AdversaBench: Automated LLM Red-Teaming with Multi-Judge Confirmation and Cross-Model Transferability

The authors present AdversaBench, an end-to-end red-teaming pipeline that generates hard inputs for large language models using five structured mutation operators and confirms failures through a three-judge panel with a meta-judge tiebreaker.
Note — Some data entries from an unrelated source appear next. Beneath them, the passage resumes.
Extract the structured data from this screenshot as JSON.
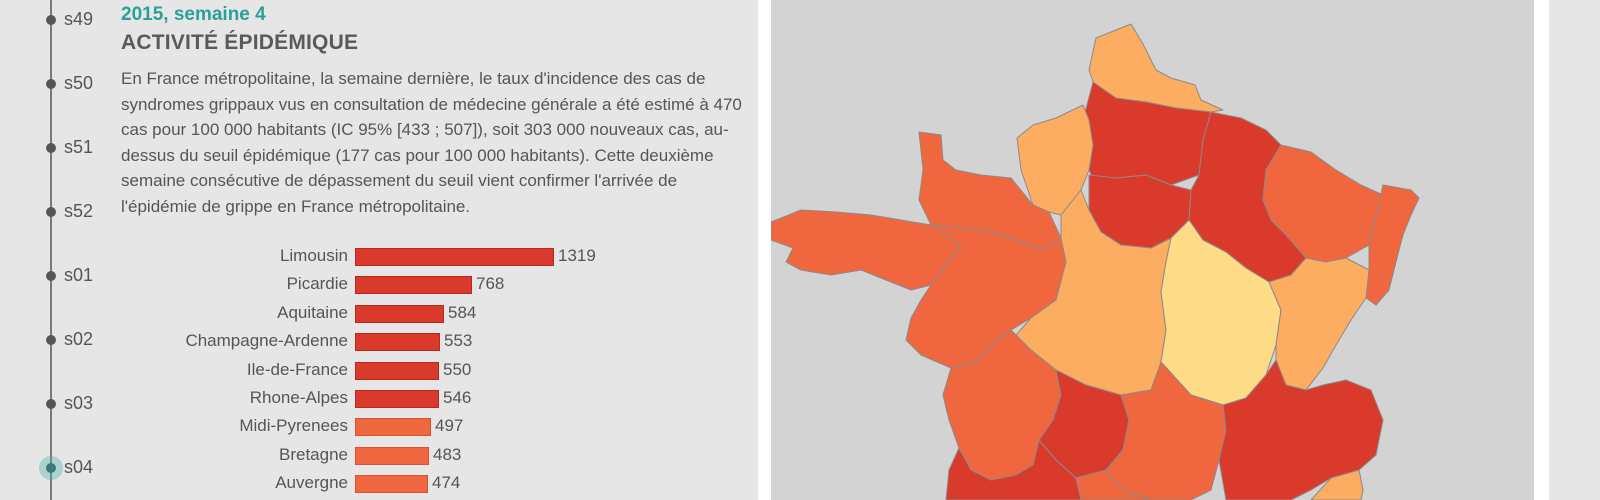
{
  "timeline": {
    "weeks": [
      "s49",
      "s50",
      "s51",
      "s52",
      "s01",
      "s02",
      "s03",
      "s04"
    ],
    "active_index": 7
  },
  "content": {
    "subtitle": "2015, semaine 4",
    "title": "ACTIVITÉ ÉPIDÉMIQUE",
    "description": "En France métropolitaine, la semaine dernière, le taux d'incidence des cas de syndromes grippaux vus en consultation de médecine générale a été estimé à 470 cas pour 100 000 habitants (IC 95% [433 ; 507]), soit 303 000 nouveaux cas, au-dessus du seuil épidémique (177 cas pour 100 000 habitants). Cette deuxième semaine consécutive de dépassement du seuil vient confirmer l'arrivée de l'épidémie de grippe en France métropolitaine."
  },
  "colors": {
    "high": "#d93a2b",
    "medium": "#f0673f",
    "mid_low": "#fcad62",
    "low": "#fedb86",
    "accent": "#2aa198"
  },
  "chart_data": {
    "type": "bar",
    "orientation": "horizontal",
    "categories": [
      "Limousin",
      "Picardie",
      "Aquitaine",
      "Champagne-Ardenne",
      "Ile-de-France",
      "Rhone-Alpes",
      "Midi-Pyrenees",
      "Bretagne",
      "Auvergne"
    ],
    "values": [
      1319,
      768,
      584,
      553,
      550,
      546,
      497,
      483,
      474
    ],
    "levels": [
      "high",
      "high",
      "high",
      "high",
      "high",
      "high",
      "medium",
      "medium",
      "medium"
    ]
  }
}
Experiments on 45 seeds across reasoning, instruction-following, and tool use categories resulted in confirmed failures for every seed.
Operator effectiveness varies by category, with inject_distractor scoring 0.00 mean reward on instruction-following seeds but 0.80-0.83 on reasoning and tool-use.
Instruction-following seeds required an average of 2.4 attacker iterations compared to 1.1 for other categories, revealing difficulty gaps hidden by binary failure rates.
Pairwise judge agreement of 80-87% coexists with near-zero Cohen's kappa due to label skew, indicating category-level disagreement rates are more informative.
Adversarial prompts generated against Llama 3.1 8B transfer zero-shot to Llama 3.3 70B, suggesting mutations exploit general behavioral patterns rather than model-specific weaknesses.

The study highlights the importance of using multi-judge confirmation and category-level analysis to accurately evaluate adversarial robustness in large language models.